This article was originally published in the World Orphans Fall Insight Magazine 2018.

When we consider meals, we often think about the way they bring families together. As food is laid out, everyone gathers around the table, conversation flows, and families bond.

But traditionally, eating together has not been encouraged in India. Men and children were fed first. Women could only sit down to eat once the men and children were finished. In millions of impoverished homes, this practice had an unintended consequence—malnutrition among women, as at times there was no food left for the women to eat. Now, however, national campaigns are urging women to sit down at the table and eat with their families rather than after them. And the results have been encouraging.

Having grown up in a joint family, I have memories of my father encouraging me, my sister, and my mother to have a meal together with the rest of the family; whereas, our other relatives were horrified by this idea and accused my father of breaking Indian customs. When we moved into a home with only our immediate family, we felt that we could finally exercise our God-given freedoms around the dinner table. Christians sometimes feel bound by the culture of the land rather than relishing the spirit of freedom that God has given us—including the freedom to eat together as men and women, children of God that are equally loved.
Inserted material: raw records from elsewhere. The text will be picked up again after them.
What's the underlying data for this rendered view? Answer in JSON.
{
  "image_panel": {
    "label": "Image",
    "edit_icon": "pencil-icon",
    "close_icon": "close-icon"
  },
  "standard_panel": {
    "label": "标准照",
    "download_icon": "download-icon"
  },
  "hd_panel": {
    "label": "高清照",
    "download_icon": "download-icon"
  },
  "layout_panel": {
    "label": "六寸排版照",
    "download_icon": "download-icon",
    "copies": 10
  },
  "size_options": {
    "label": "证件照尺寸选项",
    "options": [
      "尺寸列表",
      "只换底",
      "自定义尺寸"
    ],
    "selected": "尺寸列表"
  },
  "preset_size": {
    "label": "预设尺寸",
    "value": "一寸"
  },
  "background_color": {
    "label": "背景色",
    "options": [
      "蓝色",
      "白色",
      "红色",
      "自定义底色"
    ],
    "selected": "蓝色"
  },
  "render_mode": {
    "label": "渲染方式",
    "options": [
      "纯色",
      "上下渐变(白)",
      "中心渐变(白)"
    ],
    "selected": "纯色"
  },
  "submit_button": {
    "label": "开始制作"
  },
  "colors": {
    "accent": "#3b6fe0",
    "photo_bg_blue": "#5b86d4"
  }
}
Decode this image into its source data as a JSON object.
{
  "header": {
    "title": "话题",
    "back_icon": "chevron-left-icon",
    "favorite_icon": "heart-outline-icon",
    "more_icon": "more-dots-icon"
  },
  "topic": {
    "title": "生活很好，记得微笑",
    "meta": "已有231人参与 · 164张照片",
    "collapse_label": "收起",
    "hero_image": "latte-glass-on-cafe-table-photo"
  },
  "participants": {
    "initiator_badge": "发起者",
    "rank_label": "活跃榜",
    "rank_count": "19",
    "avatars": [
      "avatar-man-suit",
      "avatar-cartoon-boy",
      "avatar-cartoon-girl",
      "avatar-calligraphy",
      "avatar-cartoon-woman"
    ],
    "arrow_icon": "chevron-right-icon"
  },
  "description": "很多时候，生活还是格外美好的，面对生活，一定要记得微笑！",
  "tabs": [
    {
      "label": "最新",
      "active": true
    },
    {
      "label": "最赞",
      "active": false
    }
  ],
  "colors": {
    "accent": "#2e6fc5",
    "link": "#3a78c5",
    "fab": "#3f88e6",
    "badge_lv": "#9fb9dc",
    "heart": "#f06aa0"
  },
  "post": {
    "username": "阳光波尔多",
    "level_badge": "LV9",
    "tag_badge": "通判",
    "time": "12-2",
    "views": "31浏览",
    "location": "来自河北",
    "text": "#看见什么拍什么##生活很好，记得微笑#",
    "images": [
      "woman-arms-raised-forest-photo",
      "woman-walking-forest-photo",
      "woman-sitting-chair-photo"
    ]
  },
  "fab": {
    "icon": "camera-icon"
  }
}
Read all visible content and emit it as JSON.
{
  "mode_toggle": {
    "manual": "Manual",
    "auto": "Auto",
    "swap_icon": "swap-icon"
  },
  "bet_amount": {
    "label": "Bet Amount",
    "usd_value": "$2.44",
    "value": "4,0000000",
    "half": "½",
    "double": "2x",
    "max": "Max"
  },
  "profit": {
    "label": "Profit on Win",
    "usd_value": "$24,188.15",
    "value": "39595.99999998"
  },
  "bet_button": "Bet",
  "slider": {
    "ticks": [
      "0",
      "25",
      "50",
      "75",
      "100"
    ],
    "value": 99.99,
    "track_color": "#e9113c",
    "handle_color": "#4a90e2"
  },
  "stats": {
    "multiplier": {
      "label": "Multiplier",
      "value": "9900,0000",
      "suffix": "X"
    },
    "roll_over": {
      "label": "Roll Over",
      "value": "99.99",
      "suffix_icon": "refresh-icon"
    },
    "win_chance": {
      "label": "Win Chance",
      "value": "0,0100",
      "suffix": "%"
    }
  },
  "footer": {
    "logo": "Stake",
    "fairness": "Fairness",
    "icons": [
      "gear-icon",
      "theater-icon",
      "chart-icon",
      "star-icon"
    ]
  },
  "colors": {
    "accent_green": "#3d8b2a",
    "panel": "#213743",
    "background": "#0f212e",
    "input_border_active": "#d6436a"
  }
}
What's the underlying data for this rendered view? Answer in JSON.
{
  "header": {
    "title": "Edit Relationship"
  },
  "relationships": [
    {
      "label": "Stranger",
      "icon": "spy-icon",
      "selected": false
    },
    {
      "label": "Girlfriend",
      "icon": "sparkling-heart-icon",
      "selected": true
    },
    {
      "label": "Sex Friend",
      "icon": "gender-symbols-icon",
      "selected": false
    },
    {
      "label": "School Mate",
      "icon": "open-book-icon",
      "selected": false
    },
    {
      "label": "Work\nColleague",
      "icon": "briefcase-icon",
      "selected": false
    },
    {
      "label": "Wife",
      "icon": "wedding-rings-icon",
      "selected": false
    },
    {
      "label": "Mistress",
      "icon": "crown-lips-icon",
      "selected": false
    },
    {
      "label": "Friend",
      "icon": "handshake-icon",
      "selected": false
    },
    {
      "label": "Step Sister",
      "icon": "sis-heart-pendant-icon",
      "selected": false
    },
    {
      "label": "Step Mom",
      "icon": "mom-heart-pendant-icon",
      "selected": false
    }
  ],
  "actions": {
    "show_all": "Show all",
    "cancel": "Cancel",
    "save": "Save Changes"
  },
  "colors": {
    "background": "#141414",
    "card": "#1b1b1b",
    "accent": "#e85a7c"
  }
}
Indians honor their guests, as they believe in Atithi Devo Bhava, which means ‘the guest is god-like.’ With this belief in mind, they serve guests first, and after the guests are done eating, the hosts have a meal. Additionally, Indian culture highly encourages sharing food with others. If you are dining at an Indian restaurant with a friend and both of you order different dishes, it is customary to share your dish with the other person. This reminds me about the love than can be shared by children of God.

The Indian table—with all its beautiful elements—can be a heartbreaking place for an orphaned child. Often, relatives or neighbors of an orphaned child—a child desperately in need of love and care—reject him, keeping him away from the family. Within Indian culture, an orphan is believed to be cursed, and people fear that the curse will pass from the child on to the rest of the household and the relatives. This debilitating fear of being cursed not only keeps orphaned children from being loved and cared for, but it keeps those children from enjoying a seat at the table. 

Thus, we partake in a sacred rebellion when we, as caregivers, relatives, pastors, and church staff, make room for every child at the table, sharing in a meal together. When you see women and girls, orphaned boys, and old men sharing in the same food at the same table, you catch a glimpse of the family of God and the all-encompassing love of God that is greater than any perceived curse. At Bethel Gospel Church, we know just how powerful, holy, and important these meals are, and we are grateful to share them together as children of God. 

We encourage all the children, the caregivers, and the pastor’s family to have meals together, as we want the children to realize that they are welcomed by God into the family. They need to get a glimpse of God’s love through the family they have in Bethel Gospel Church.